El primer ministro que salga de estas elecciones en el Reino Unido heredará un tóxico legado en el que la resolución del Brexit y la restitución de la credibilidad en las instituciones representan las tareas más urgentes. Si hay un mensaje que la carrera electoral ha dejado claro es la profunda desafección de una ciudadanía que, pese a hallarse ante los comicios más trascendentales desde la II Guerra Mundial, ha perdido la confianza en su clase dirigente, un descrédito especialmente grave ante el desafío que, como país, está a punto de afrontar con el todo o nada de la salida de la Unión Europea.
La parálisis del divorcio y la total ausencia de fe en el tejido político constituyen las dos caras de una misma moneda que el nuevo premier tendrá que amaestrar. Como retos, comparten tronco común, por lo que la solución estará intrínsecamente vinculada a cómo el Gobierno gestione la patata caliente de la ruptura y las consecuencias de esta delicada operación a pie de calle, donde la radicalización de los dos frentes del Brexit es endémica.
Su animadversión contra el sistema en general y Westminster en particular ha quedado patente en estas generales, primeros en diciembre desde 1923, que no han logrado despertar el entusiasmo presupuesto para una votación que, esencialmente, suponía reabrir el debate del referéndum de 2016. Hasta el momento, las encuestas prevén una clara victoria de Boris Johnson, lo que eleva el riesgo para quien representa el padrino moral de un proyecto que ha mantenido paralizada la agenda doméstica y que todavía tiene que demostrar que constituye la panacea que sus patrocinadores preconizaban.
De confirmar su presencia en Downing Street, el primer ministro tendrá que responder por responsabilidad ante la actual falta de credibilidad. Su premisa para convocar las generales establecía que eran la única alternativa al bloqueo del Brexit por parte del Parlamento, un alegato disputado por la aprobación, por primera vez, en octubre de un acuerdo para abandonar la UE, precisamente el suyo. Además, Johnson podría acabar lamentando haber incluido en el programa electoral que el 31 de diciembre de 2020 la transición, que supuestamente comenzará a final del mes que viene, llegará a su fin: tanto la UE, como expertos comerciales y la totalidad de precedentes anteriores, se han encargado ya de disputar su ambicioso calendario.
Como consecuencia, si esta jornada inicia su periplo de cinco años, el optimismo infundado podría volverse en su contra de una manera que no había ocurrido con su promesa truncada de salida "a vida o muerte" el 31 de octubre.
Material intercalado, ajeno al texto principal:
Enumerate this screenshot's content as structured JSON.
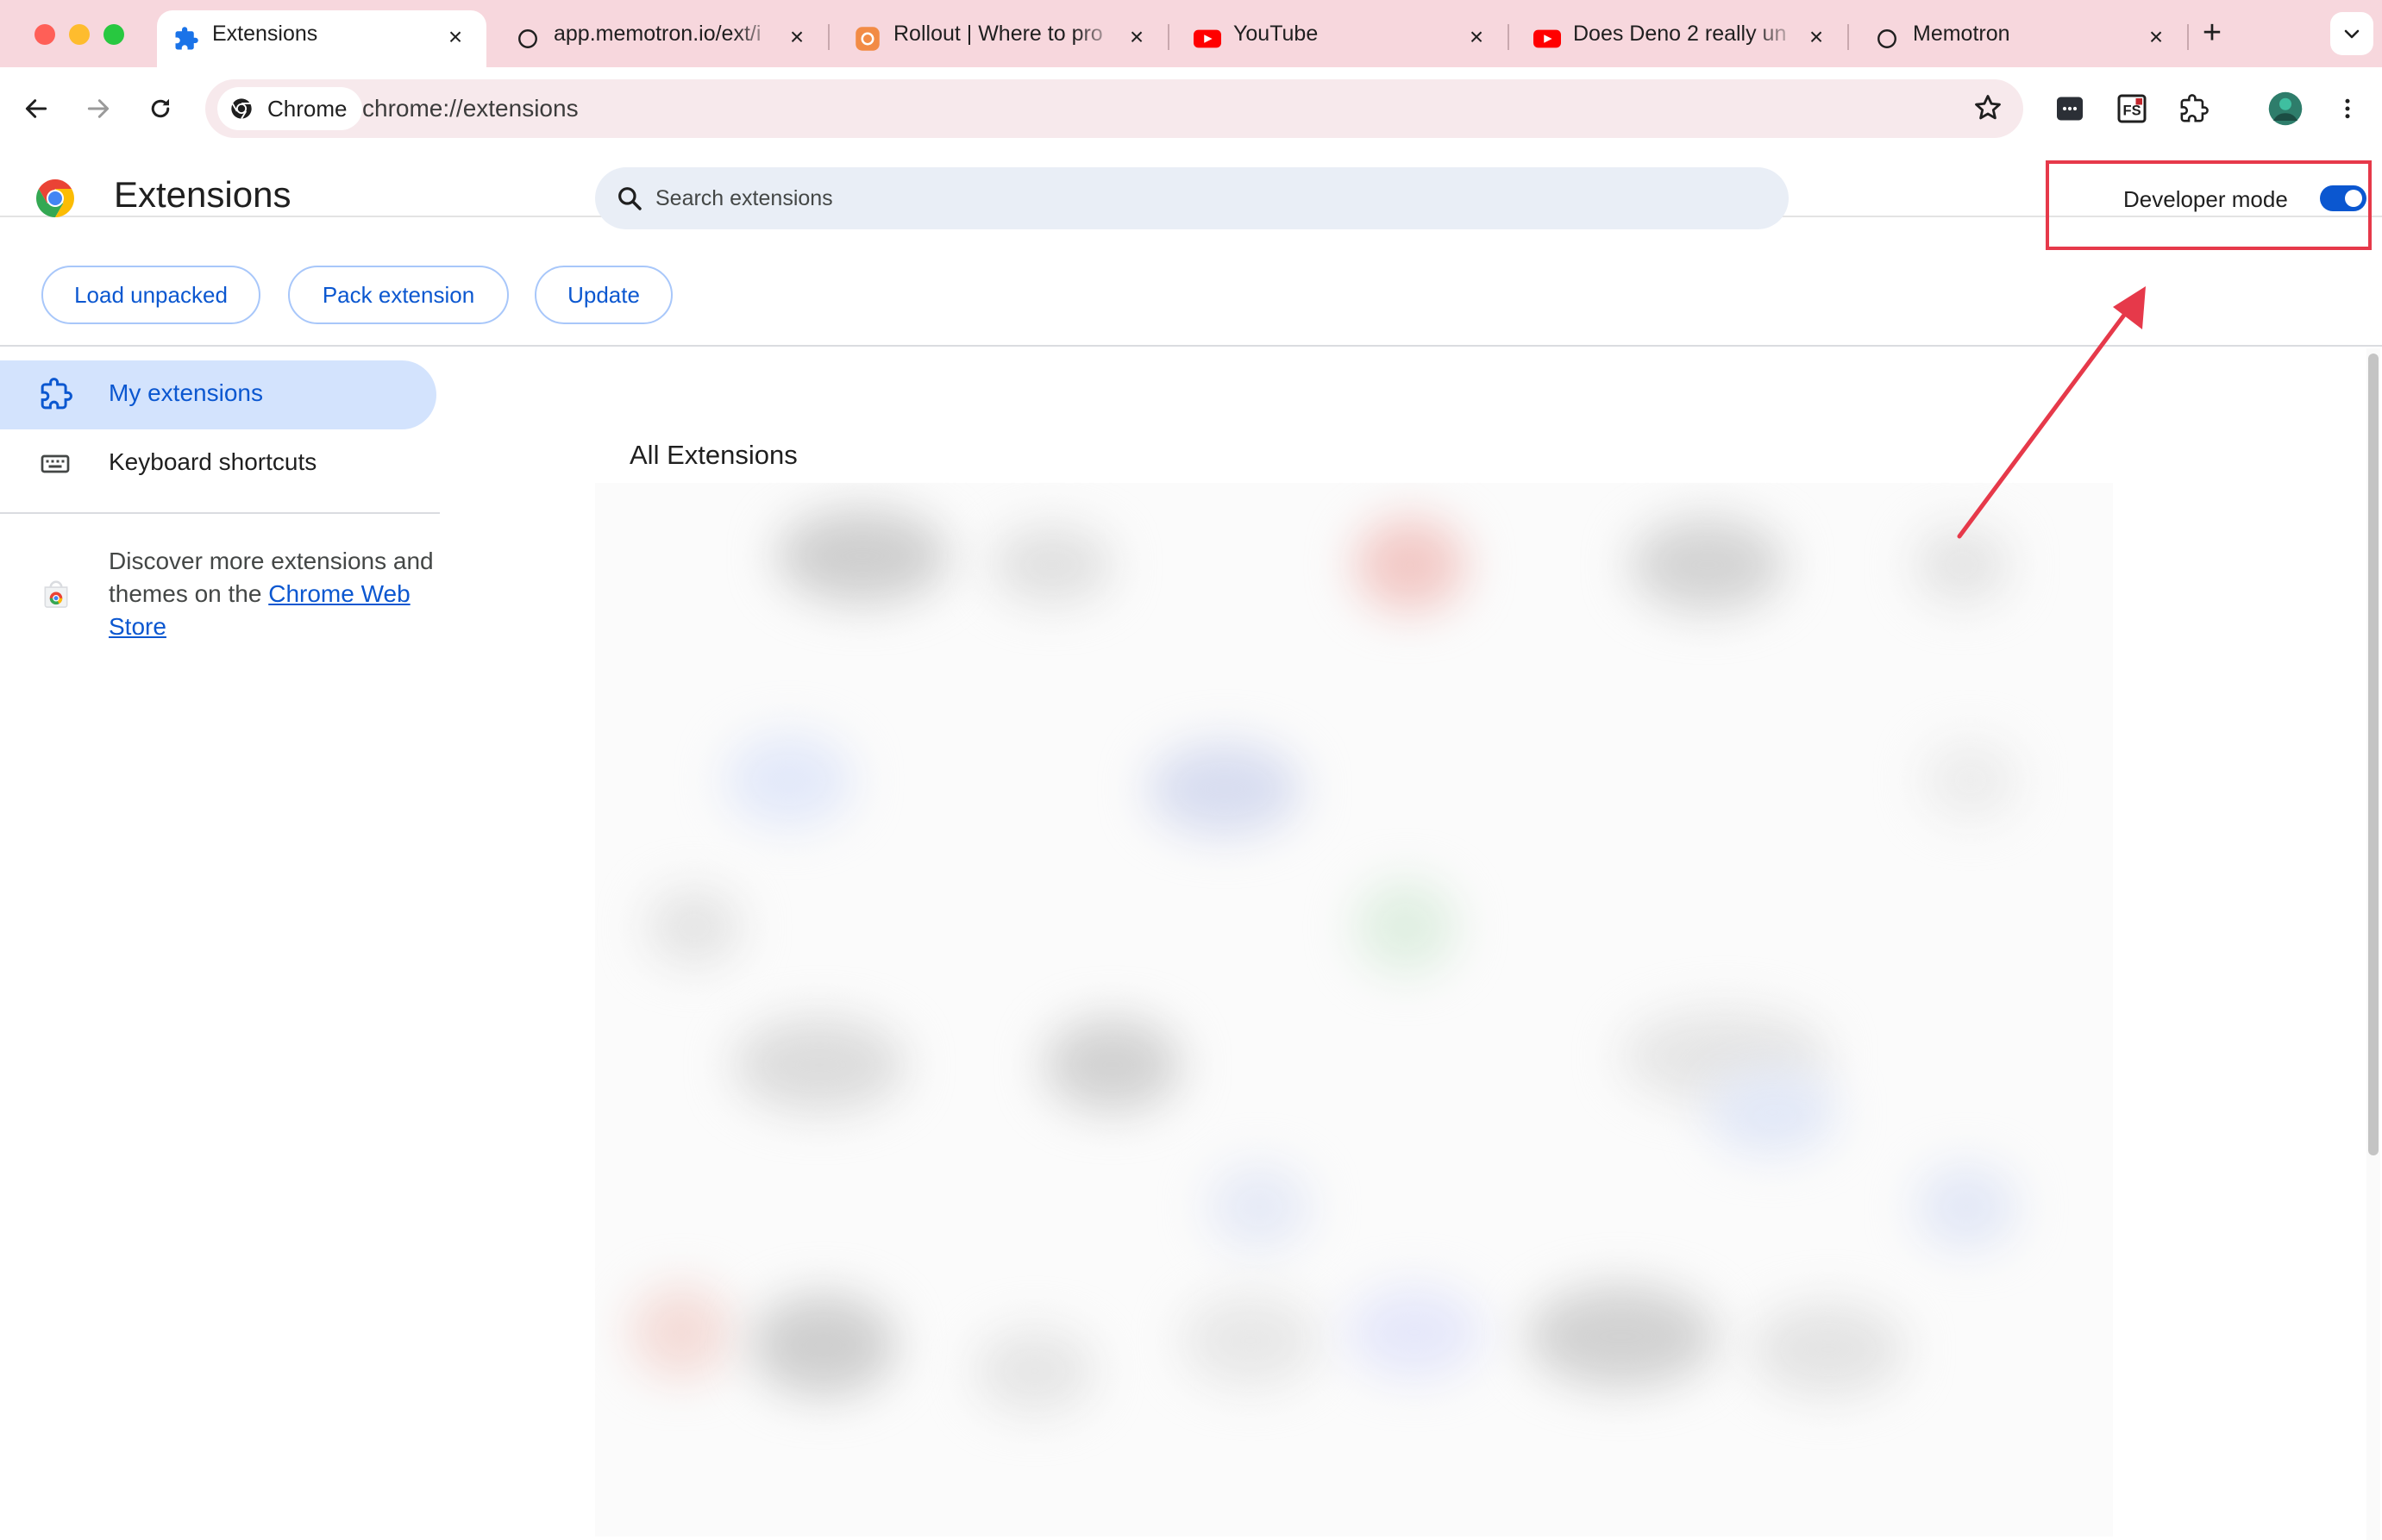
{
  "window": {
    "traffic_colors": [
      "#ff5f57",
      "#febc2e",
      "#28c840"
    ]
  },
  "tabs": [
    {
      "title": "Extensions",
      "icon": "puzzle-icon",
      "active": true
    },
    {
      "title": "app.memotron.io/ext/i",
      "icon": "globe-icon",
      "active": false
    },
    {
      "title": "Rollout | Where to pro",
      "icon": "rollout-icon",
      "active": false
    },
    {
      "title": "YouTube",
      "icon": "youtube-icon",
      "active": false
    },
    {
      "title": "Does Deno 2 really un",
      "icon": "youtube-icon",
      "active": false
    },
    {
      "title": "Memotron",
      "icon": "globe-icon",
      "active": false
    }
  ],
  "toolbar": {
    "chip_label": "Chrome",
    "url": "chrome://extensions",
    "extension_icons": [
      "memotron-ext-icon",
      "fs-ext-icon",
      "extensions-puzzle-icon",
      "profile-avatar"
    ]
  },
  "page": {
    "title": "Extensions",
    "search_placeholder": "Search extensions",
    "developer_mode_label": "Developer mode",
    "developer_mode_on": true,
    "actions": {
      "load_unpacked": "Load unpacked",
      "pack_extension": "Pack extension",
      "update": "Update"
    }
  },
  "sidebar": {
    "items": [
      {
        "label": "My extensions",
        "icon": "puzzle-icon",
        "selected": true
      },
      {
        "label": "Keyboard shortcuts",
        "icon": "keyboard-icon",
        "selected": false
      }
    ],
    "discover_text": "Discover more extensions and themes on the ",
    "store_link": "Chrome Web Store"
  },
  "main": {
    "section_title": "All Extensions"
  },
  "annotation": {
    "color": "#e6394a"
  }
}
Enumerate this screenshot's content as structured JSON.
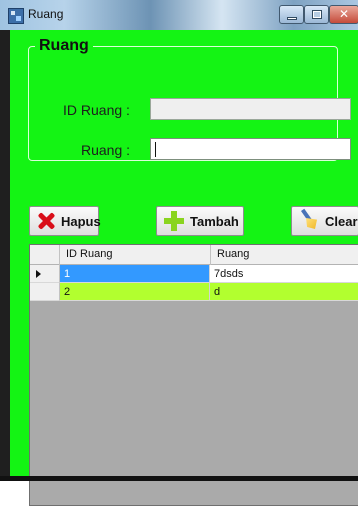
{
  "window": {
    "title": "Ruang"
  },
  "form": {
    "group_title": "Ruang",
    "id_label": "ID Ruang :",
    "id_value": "",
    "ruang_label": "Ruang :",
    "ruang_value": ""
  },
  "buttons": {
    "hapus": "Hapus",
    "tambah": "Tambah",
    "clear": "Clear"
  },
  "grid": {
    "headers": [
      "ID Ruang",
      "Ruang"
    ],
    "rows": [
      {
        "id": "1",
        "ruang": "7dsds"
      },
      {
        "id": "2",
        "ruang": "d"
      }
    ]
  },
  "icons": {
    "app": "app-icon",
    "delete": "delete-icon",
    "add": "add-icon",
    "clear": "broom-icon"
  },
  "colors": {
    "background": "#14f414",
    "selected_cell": "#3399ff",
    "highlight_row": "#b2ff2f"
  }
}
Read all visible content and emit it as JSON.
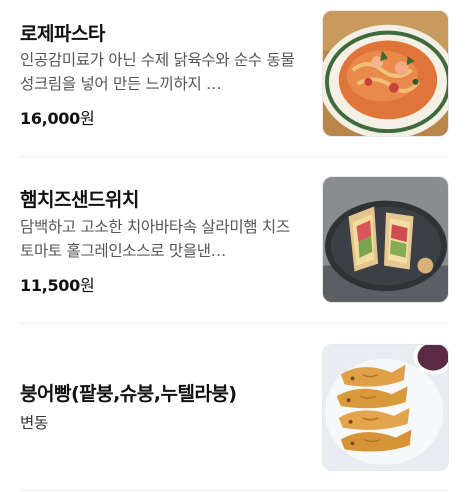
{
  "menu": {
    "items": [
      {
        "name": "로제파스타",
        "description": "인공감미료가 아닌 수제 닭육수와 순수 동물성크림을 넣어 만든 느끼하지 …",
        "price": "16,000",
        "currency": "원"
      },
      {
        "name": "햄치즈샌드위치",
        "description": "담백하고 고소한 치아바타속 살라미햄 치즈 토마토 홀그레인소스로 맛을낸…",
        "price": "11,500",
        "currency": "원"
      },
      {
        "name": "붕어빵(팥붕,슈붕,누텔라붕)",
        "price_text": "변동"
      }
    ]
  },
  "colors": {
    "text_primary": "#111111",
    "text_secondary": "#555555",
    "divider": "#eeeeee"
  }
}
Si bien esta vocación podría responder meramente a una argucia electoral y la divisiva retórica de sus primeros meses en el Número 10 ser solo el resultado de la precaria situación heredada, la confrontación sembrada durante las generales suscita suspicacias sobre qué mandatario querría ser, si los ciudadanos lo amparan: el de una administración inclusiva, o el férreo dirigente que aspira a la homogeneidad interna.
La toxicidad permanecerá
No en vano, el severo menoscabo de la confianza en el aparato institucional afectará a quien permanecerá en Downing Street el próximo lustro y el legado de la munición oportunista de 2019 podría cronificar la toxicidad que ha infectado la cuenta atrás electoral y dictar la tónica de los próximos años.
Con todo, si hay algo que ha sorprendido de la cita es la resistencia de la derecha tras casi una década de austeridad. Su capacidad de avance, frente a la inevitable erosión que generalmente provoca el desgaste en el poder, obliga a analizar el mapa ideológico de un país reformulado por el procedimiento del Brexit.